Now, if the parties had remained in Havana, and the general partner had made contracts abroad by letter or otherwise, there can be no doubt but that the extent to which he could bind his copartners and make them liable for his acts, would depend upon the law of the place of the partnership; the extent to which they had made him their agent with power to bind them, would be regulated by the law of Cuba. And if the general partner himself went abroad, (the special partners remaining at home,) his authority to bind them would still be regulated by the law of Cuba. Westlake, Conflict of Laws, §§ 211, 222. Story's Conflict of Laws, § 320 a. Savigny, Private International Law, (Guthrie's edition,) 190. Foelix, Droit International Prive, 2, § 311.

But the plaintiffs offer evidence to show that the defendant, W.C. Downs, was in New York in the summer of 1865, and there represented himself as a partner, and, as they contend, a general partner in the firm.
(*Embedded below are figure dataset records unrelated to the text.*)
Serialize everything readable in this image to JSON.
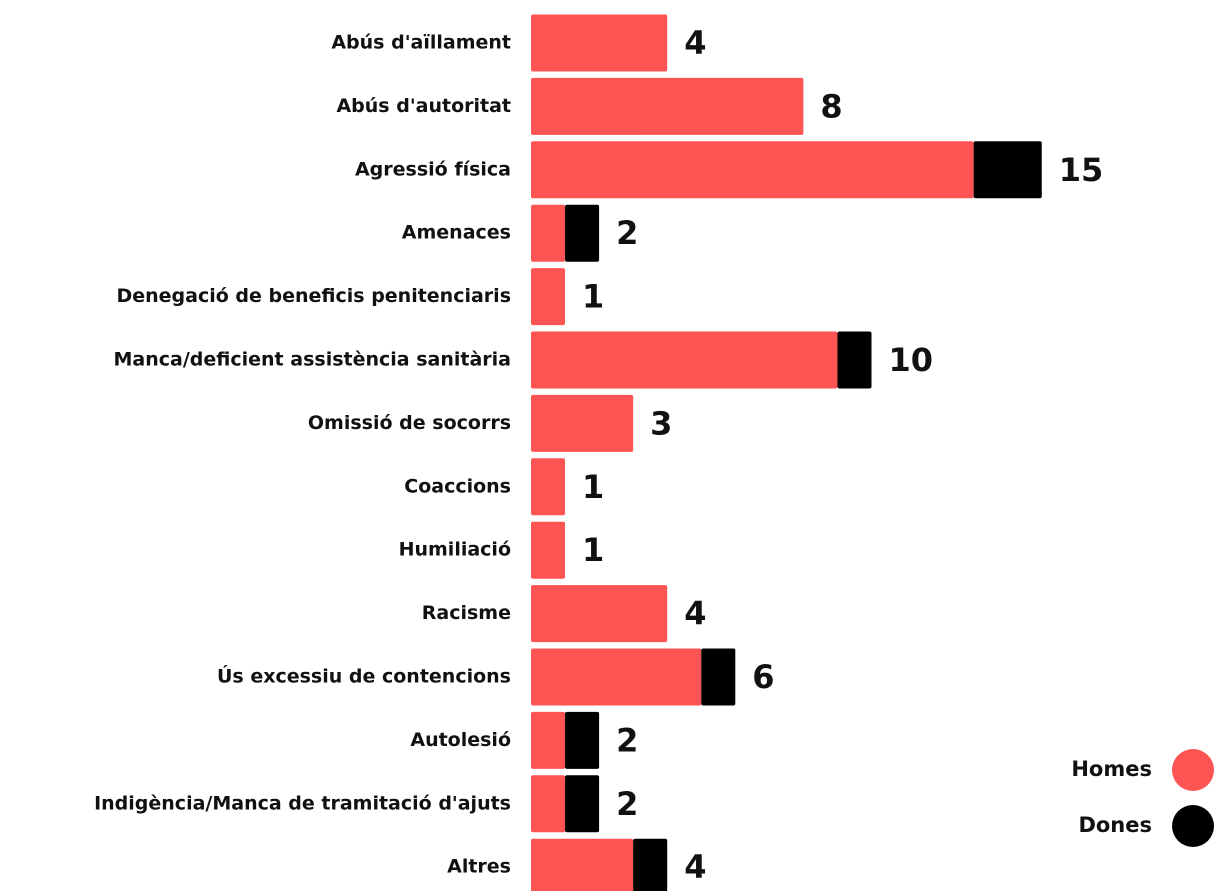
{
  "chart_data": {
    "type": "stacked_barh",
    "categories": [
      "Abús d'aïllament",
      "Abús d'autoritat",
      "Agressió física",
      "Amenaces",
      "Denegació de beneficis penitenciaris",
      "Manca/deficient assistència sanitària",
      "Omissió de socorrs",
      "Coaccions",
      "Humiliació",
      "Racisme",
      "Ús excessiu de contencions",
      "Autolesió",
      "Indigència/Manca de tramitació d'ajuts",
      "Altres"
    ],
    "series": [
      {
        "name": "Homes",
        "color": "#ff5454",
        "values": [
          4,
          8,
          13,
          1,
          1,
          9,
          3,
          1,
          1,
          4,
          5,
          1,
          1,
          3
        ]
      },
      {
        "name": "Dones",
        "color": "#000000",
        "values": [
          0,
          0,
          2,
          1,
          0,
          1,
          0,
          0,
          0,
          0,
          1,
          1,
          1,
          1
        ]
      }
    ],
    "totals": [
      4,
      8,
      15,
      2,
      1,
      10,
      3,
      1,
      1,
      4,
      6,
      2,
      2,
      4
    ],
    "xlim": [
      0,
      20
    ],
    "legend": "bottom-right"
  }
}
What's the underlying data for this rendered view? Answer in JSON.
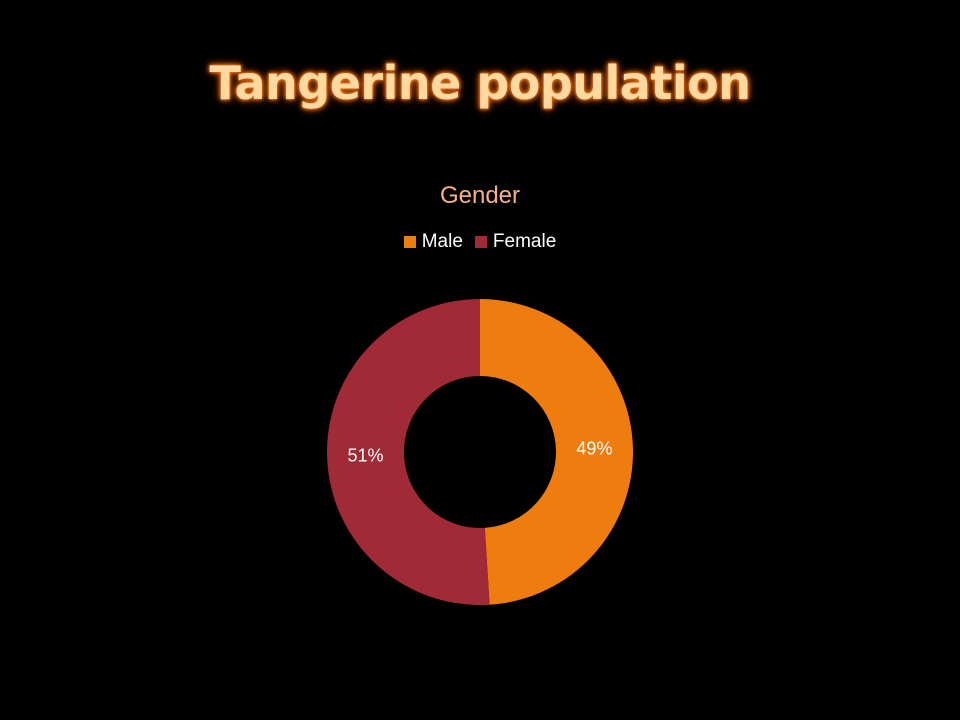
{
  "slide": {
    "title": "Tangerine population"
  },
  "chart_data": {
    "type": "pie",
    "variant": "donut",
    "title": "Gender",
    "legend_position": "top",
    "categories": [
      "Male",
      "Female"
    ],
    "values": [
      49,
      51
    ],
    "labels": [
      "49%",
      "51%"
    ],
    "colors": [
      "#ef7c0e",
      "#a02a36"
    ],
    "label_colors": [
      "#ffffff",
      "#ffffff"
    ],
    "start_angle_deg": 0,
    "direction": "clockwise"
  }
}
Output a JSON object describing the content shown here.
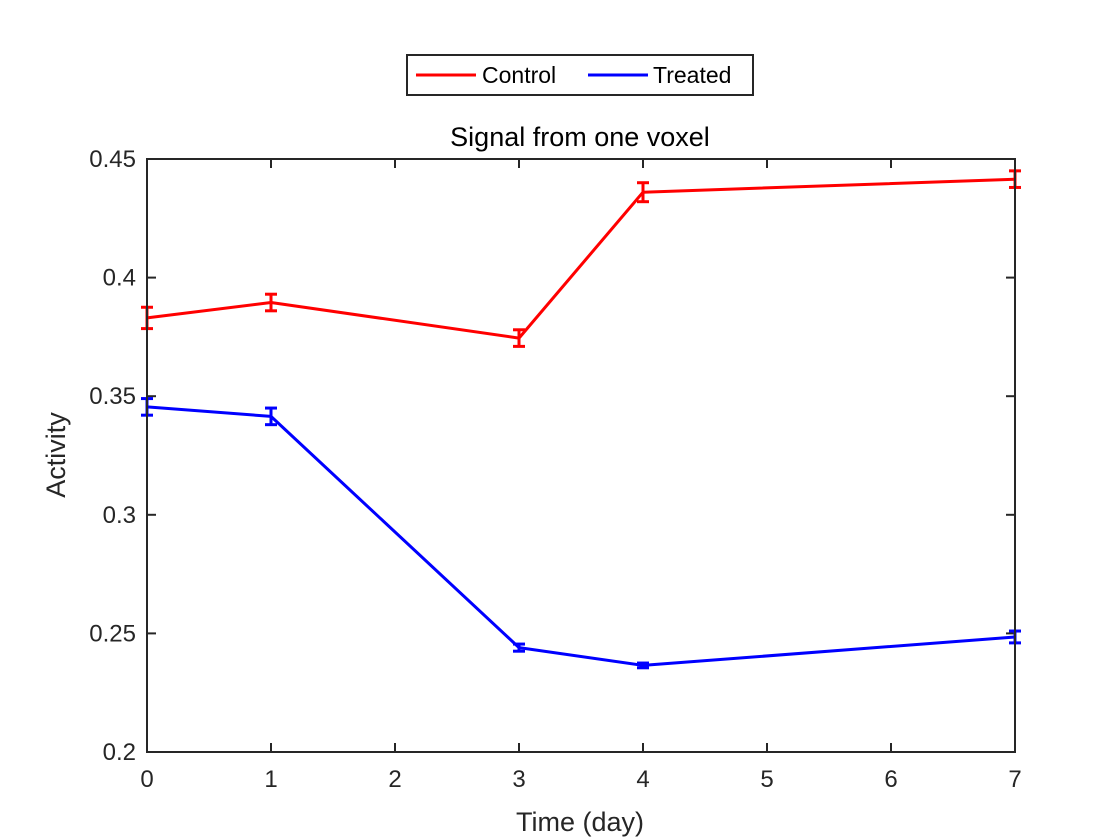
{
  "chart_data": {
    "type": "line",
    "title": "Signal from one voxel",
    "xlabel": "Time (day)",
    "ylabel": "Activity",
    "xlim": [
      0,
      7
    ],
    "ylim": [
      0.2,
      0.45
    ],
    "x_ticks": [
      "0",
      "1",
      "2",
      "3",
      "4",
      "5",
      "6",
      "7"
    ],
    "y_ticks": [
      "0.2",
      "0.25",
      "0.3",
      "0.35",
      "0.4",
      "0.45"
    ],
    "grid": false,
    "legend_position": "top-outside-center",
    "x": [
      0,
      1,
      3,
      4,
      7
    ],
    "series": [
      {
        "name": "Control",
        "color": "#ff0000",
        "values": [
          0.383,
          0.3895,
          0.3745,
          0.436,
          0.4415
        ],
        "errors": [
          0.0045,
          0.0035,
          0.0035,
          0.004,
          0.0035
        ]
      },
      {
        "name": "Treated",
        "color": "#0000ff",
        "values": [
          0.3455,
          0.3415,
          0.244,
          0.2365,
          0.2485
        ],
        "errors": [
          0.0035,
          0.0035,
          0.0015,
          0.001,
          0.0025
        ]
      }
    ]
  }
}
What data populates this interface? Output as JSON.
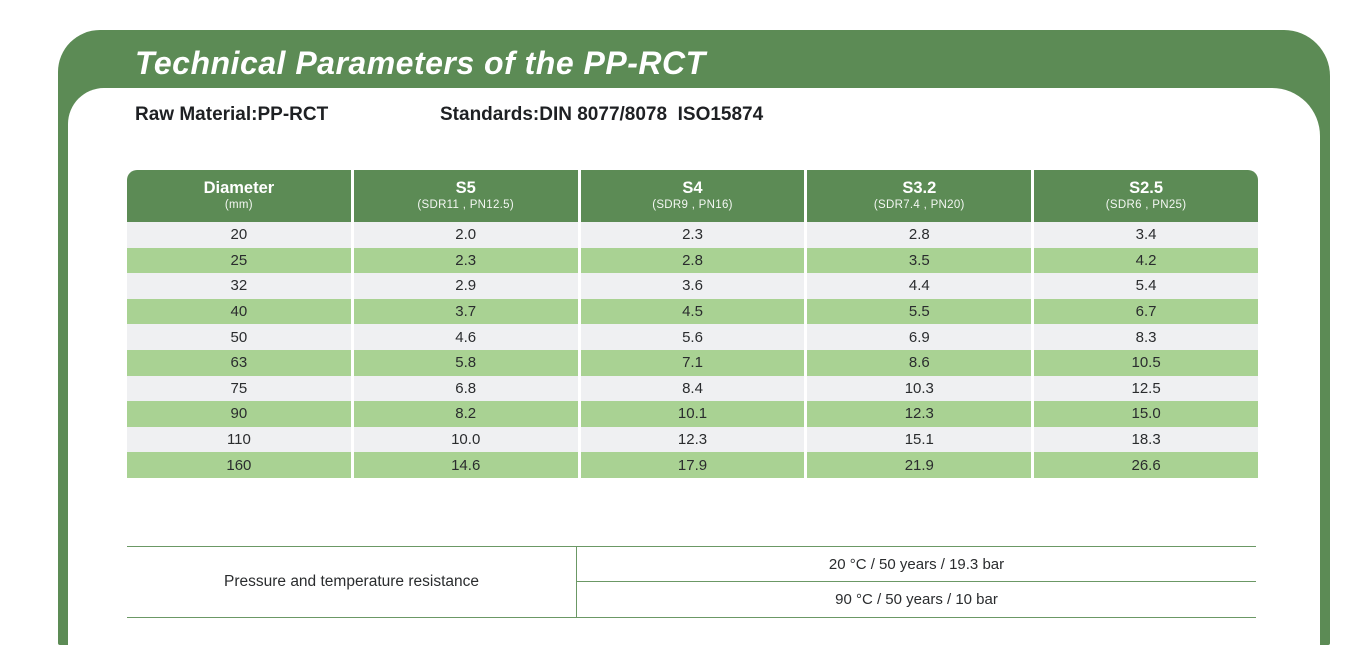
{
  "colors": {
    "accent_green": "#5c8b55",
    "row_green": "#a9d293",
    "row_gray": "#eff0f2",
    "line_green": "#6b9865",
    "title_text": "#ffffff",
    "body_text": "#2a2c2e"
  },
  "banner": {
    "title": "Technical Parameters of the PP-RCT"
  },
  "info": {
    "raw_material": "Raw Material:PP-RCT",
    "standards": "Standards:DIN 8077/8078  ISO15874"
  },
  "main_table": {
    "headers": [
      {
        "title": "Diameter",
        "sub": "(mm)"
      },
      {
        "title": "S5",
        "sub": "(SDR11 , PN12.5)"
      },
      {
        "title": "S4",
        "sub": "(SDR9 , PN16)"
      },
      {
        "title": "S3.2",
        "sub": "(SDR7.4 , PN20)"
      },
      {
        "title": "S2.5",
        "sub": "(SDR6 , PN25)"
      }
    ],
    "rows": [
      [
        "20",
        "2.0",
        "2.3",
        "2.8",
        "3.4"
      ],
      [
        "25",
        "2.3",
        "2.8",
        "3.5",
        "4.2"
      ],
      [
        "32",
        "2.9",
        "3.6",
        "4.4",
        "5.4"
      ],
      [
        "40",
        "3.7",
        "4.5",
        "5.5",
        "6.7"
      ],
      [
        "50",
        "4.6",
        "5.6",
        "6.9",
        "8.3"
      ],
      [
        "63",
        "5.8",
        "7.1",
        "8.6",
        "10.5"
      ],
      [
        "75",
        "6.8",
        "8.4",
        "10.3",
        "12.5"
      ],
      [
        "90",
        "8.2",
        "10.1",
        "12.3",
        "15.0"
      ],
      [
        "110",
        "10.0",
        "12.3",
        "15.1",
        "18.3"
      ],
      [
        "160",
        "14.6",
        "17.9",
        "21.9",
        "26.6"
      ]
    ]
  },
  "resistance_table": {
    "label": "Pressure and temperature resistance",
    "rows": [
      "20 °C / 50 years / 19.3 bar",
      "90 °C / 50 years / 10 bar"
    ]
  }
}
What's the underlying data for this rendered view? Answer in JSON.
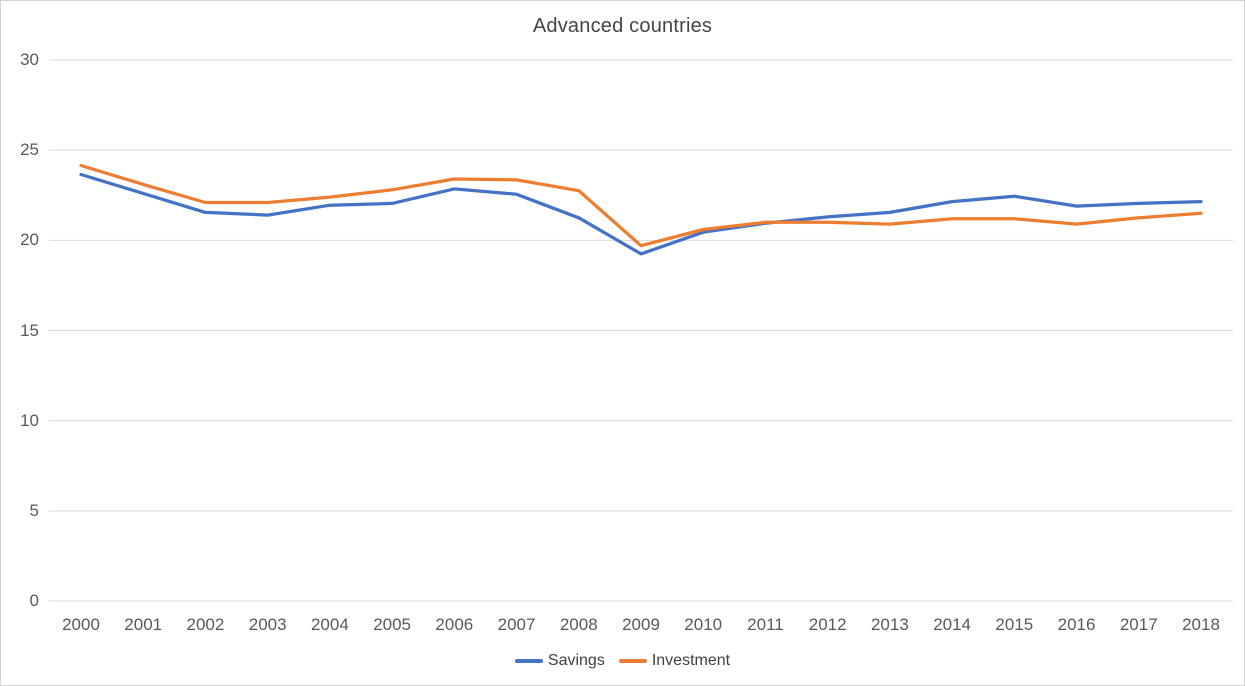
{
  "chart_data": {
    "type": "line",
    "title": "Advanced countries",
    "x": [
      2000,
      2001,
      2002,
      2003,
      2004,
      2005,
      2006,
      2007,
      2008,
      2009,
      2010,
      2011,
      2012,
      2013,
      2014,
      2015,
      2016,
      2017,
      2018
    ],
    "series": [
      {
        "name": "Savings",
        "color": "#4472C4",
        "values": [
          23.65,
          22.6,
          21.55,
          21.4,
          21.95,
          22.05,
          22.85,
          22.55,
          21.25,
          19.25,
          20.45,
          20.95,
          21.3,
          21.55,
          22.15,
          22.45,
          21.9,
          22.05,
          22.15
        ]
      },
      {
        "name": "Investment",
        "color": "#ED7D31",
        "values": [
          24.15,
          23.1,
          22.1,
          22.1,
          22.4,
          22.8,
          23.4,
          23.35,
          22.75,
          19.7,
          20.6,
          21.0,
          21.0,
          20.9,
          21.2,
          21.2,
          20.9,
          21.25,
          21.5
        ]
      }
    ],
    "ylim": [
      0,
      30
    ],
    "yticks": [
      0,
      5,
      10,
      15,
      20,
      25,
      30
    ],
    "grid": "horizontal",
    "gridline_color": "#D9D9D9",
    "axis_label_color": "#595959",
    "title_color": "#454545",
    "legend_position": "bottom",
    "legend": [
      "Savings",
      "Investment"
    ]
  }
}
Of course, if he was actually a general partner, he would be liable for the whole amount.

And if he was not a general partner in fact, yet if he made such representations to these parties as to his interest in the concern, his responsibility, and his share in the profits, as to lead them to suppose he was a partner personally liable, and the goods or any portion of them were advanced on the strength of his representations, then he should be liable for all so advanced. *455

And this is the view we take from all the evidence in the case; that the defendant should be held liable for all the goods advanced after these representations made in the summer of 1865.

Judgment for plaintiffs for $2,054 61 and costs.